2. Genomically defined precision targets (especially in lung cancer)

The FDA’s early‑2026 precision oncology update emphasizes specific NSCLC mutations with breakthrough-designated agents [6]:

• EGFR exon 20 insertions, uncommon EGFR mutations, and resistance mutations

• Next‑generation EGFR inhibitors and degraders (e.g., sevabertinib) are advancing for resistance settings [6].

• KRAS G12C and other KRAS alleles

• KRAS G12C remains an important target with ongoing efforts to address resistance; emerging approaches include protein degradation and novel small‑molecule engagement.

• MET exon 14 skipping, RET, NTRK, ALK fusions

• While already drugged, they remain highly promising because of expansion into earlier lines, adjuvant settings, and combinations with I/O and TPD technologies.

Implication: NSCLC continues to be a hotbed of “precision targets,” with regulatory momentum around specific mutations helping de‑risk investment in these pathways.

3. Hormone receptor and HER2‑low / HER2‑mutant targets

• ER (estrogen receptor) and HER2 variants in breast cancer

• Agents such as oral SERDs and ER degraders (e.g., vepdegestrant/ARV‑471 highlighted among promising 2025 drugs [7]) continue to push ER as a high‑value target in both metastatic and adjuvant settings.

• HER2‑low and HER2‑mutant disease have emerged as important target segments, expanding the population benefiting from HER2‑directed ADCs and small molecules.

Implication: ER and HER2 (including low‑expressing and mutant forms) remain among the most commercially and clinically validated targets, with room for better degraders, bispecifics, and ADCs.

4. Immune targets: next‑gen checkpoints and cell-based therapies

While PD‑1/PD‑L1 and CTLA‑4 are now established, 2026 attention focuses on:

• LAG‑3, TIGIT, TIM‑3, and other checkpoints

• Trials at major congresses (ASCO, AACR 2026 previews) highlight these as key combination targets with PD‑1/PD‑L1 inhibitors, particularly in “cold” tumors and relapse settings [2][5][8].

• CAR‑T and other engineered cell targets

• New CAR‑T constructs against BCMA, CD19, and dual‑antigen or armored CARs show expanding indications beyond hematologic cancers [1][5].

• Solid‑tumor CAR‑T and allogeneic cell therapies (including invariant NKT‑cell therapies like AgenT‑797 listed among promising candidates [7]) indicate growing target exploration in mesothelin, Claudin‑6, and other antigens.
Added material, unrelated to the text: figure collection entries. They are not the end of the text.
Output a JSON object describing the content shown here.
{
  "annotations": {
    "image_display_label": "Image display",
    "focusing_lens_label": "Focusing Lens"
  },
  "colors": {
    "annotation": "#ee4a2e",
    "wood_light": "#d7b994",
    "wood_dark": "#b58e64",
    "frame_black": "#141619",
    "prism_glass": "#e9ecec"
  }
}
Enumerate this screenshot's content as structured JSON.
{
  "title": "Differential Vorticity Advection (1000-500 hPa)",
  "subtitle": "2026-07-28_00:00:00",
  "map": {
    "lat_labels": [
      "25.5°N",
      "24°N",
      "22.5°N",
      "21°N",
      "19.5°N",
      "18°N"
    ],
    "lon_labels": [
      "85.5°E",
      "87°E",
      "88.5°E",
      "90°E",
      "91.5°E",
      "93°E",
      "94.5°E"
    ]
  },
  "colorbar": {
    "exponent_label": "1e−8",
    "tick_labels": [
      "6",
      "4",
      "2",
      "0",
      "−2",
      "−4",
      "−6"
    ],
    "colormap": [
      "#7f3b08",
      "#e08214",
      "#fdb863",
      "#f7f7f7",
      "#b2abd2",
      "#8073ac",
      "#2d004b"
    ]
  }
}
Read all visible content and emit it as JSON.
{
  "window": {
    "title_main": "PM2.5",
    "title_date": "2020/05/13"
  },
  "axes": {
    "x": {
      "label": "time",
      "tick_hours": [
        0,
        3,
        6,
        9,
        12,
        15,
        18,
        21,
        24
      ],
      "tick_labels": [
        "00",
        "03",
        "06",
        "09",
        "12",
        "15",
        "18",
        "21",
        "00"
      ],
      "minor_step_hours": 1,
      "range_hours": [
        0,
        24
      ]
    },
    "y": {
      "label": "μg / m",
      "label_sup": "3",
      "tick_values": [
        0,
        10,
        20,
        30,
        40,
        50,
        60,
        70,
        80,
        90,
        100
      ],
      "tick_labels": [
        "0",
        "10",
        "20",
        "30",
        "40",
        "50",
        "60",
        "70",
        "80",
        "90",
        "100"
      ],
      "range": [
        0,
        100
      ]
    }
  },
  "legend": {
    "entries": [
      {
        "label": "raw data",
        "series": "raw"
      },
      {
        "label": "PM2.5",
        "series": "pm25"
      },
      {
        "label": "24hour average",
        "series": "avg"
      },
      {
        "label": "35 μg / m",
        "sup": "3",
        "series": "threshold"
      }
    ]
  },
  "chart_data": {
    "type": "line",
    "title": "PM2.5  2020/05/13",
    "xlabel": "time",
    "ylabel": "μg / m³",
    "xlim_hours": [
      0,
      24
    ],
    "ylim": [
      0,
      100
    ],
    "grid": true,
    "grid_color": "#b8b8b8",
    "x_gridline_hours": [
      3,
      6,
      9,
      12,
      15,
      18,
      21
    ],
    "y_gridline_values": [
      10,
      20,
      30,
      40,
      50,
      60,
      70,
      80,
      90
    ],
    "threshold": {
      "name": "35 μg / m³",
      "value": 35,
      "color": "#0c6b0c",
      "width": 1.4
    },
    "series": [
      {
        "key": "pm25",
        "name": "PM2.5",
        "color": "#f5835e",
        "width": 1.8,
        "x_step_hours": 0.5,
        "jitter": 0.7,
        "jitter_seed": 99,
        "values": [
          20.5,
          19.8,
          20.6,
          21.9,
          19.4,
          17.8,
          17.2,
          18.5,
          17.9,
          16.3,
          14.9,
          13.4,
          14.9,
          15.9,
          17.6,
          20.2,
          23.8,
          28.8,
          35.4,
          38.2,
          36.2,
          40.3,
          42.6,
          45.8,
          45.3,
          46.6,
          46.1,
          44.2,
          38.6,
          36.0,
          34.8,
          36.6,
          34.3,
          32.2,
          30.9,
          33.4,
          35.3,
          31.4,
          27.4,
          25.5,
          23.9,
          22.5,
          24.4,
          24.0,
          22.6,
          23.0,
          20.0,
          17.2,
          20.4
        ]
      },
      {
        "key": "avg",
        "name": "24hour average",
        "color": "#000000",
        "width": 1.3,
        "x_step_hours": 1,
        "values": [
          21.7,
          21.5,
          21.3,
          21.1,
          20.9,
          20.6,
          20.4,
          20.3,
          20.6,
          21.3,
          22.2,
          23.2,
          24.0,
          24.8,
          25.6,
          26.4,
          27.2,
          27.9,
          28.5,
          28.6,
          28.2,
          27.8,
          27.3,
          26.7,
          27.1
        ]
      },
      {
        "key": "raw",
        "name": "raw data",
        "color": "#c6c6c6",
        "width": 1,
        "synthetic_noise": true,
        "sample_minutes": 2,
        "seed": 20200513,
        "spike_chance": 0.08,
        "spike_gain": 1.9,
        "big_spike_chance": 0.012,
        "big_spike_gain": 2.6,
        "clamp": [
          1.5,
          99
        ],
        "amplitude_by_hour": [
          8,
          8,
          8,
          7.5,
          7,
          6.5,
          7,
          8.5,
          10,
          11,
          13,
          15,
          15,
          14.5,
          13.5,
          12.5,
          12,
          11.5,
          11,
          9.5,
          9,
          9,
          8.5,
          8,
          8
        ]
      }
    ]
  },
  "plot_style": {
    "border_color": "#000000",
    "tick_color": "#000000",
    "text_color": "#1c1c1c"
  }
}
Implication: The most promising I/O targets are not single antigens but combinatorial checkpoint constellations and multi‑antigen cell targets designed to overcome resistance and immune evasion.

5. DNA damage response (DDR) and synthetic lethality

Although not fully new, DDR targets remain central:

• PARP (broadened indications and combinations), ATR, ATM, CHK1/2, and related repair proteins.

• Efforts to pair DDR inhibitors with TPD or I/O are gaining traction, particularly in BRCA‑mutated, HRD+ and other repair‑deficient tumors.

Implication: DDR targets are now part of a combinatorial backbone; their promise lies increasingly in rational combinations rather than monotherapy.

Counterarguments & Uncertainties

• Several TPD programs have encountered toxicity and PK challenges, so not all TPD targets will translate into approved drugs.

• Regulatory guidance around first‑in‑class degraders and complex I/O combinations is evolving, potentially slowing development timelines.

• Many apparently “promising” targets from 2020–2024 underperformed in phase III; the same risk applies to 2026 targets.

Overall Implications for 2026

• Highest-risk/highest-reward: TPD targets (IKZF1/3, BTK, AURKA, mutant BRAF, RBM39, GSPT1).

• High-probability near‑term impact: genomically defined NSCLC targets (EGFR, MET, KRAS, RET, NTRK) and ER/HER2 variants.

• Platform-level bets: multi‑checkpoint I/O, next‑gen CAR‑T/NK, and DDR combinations.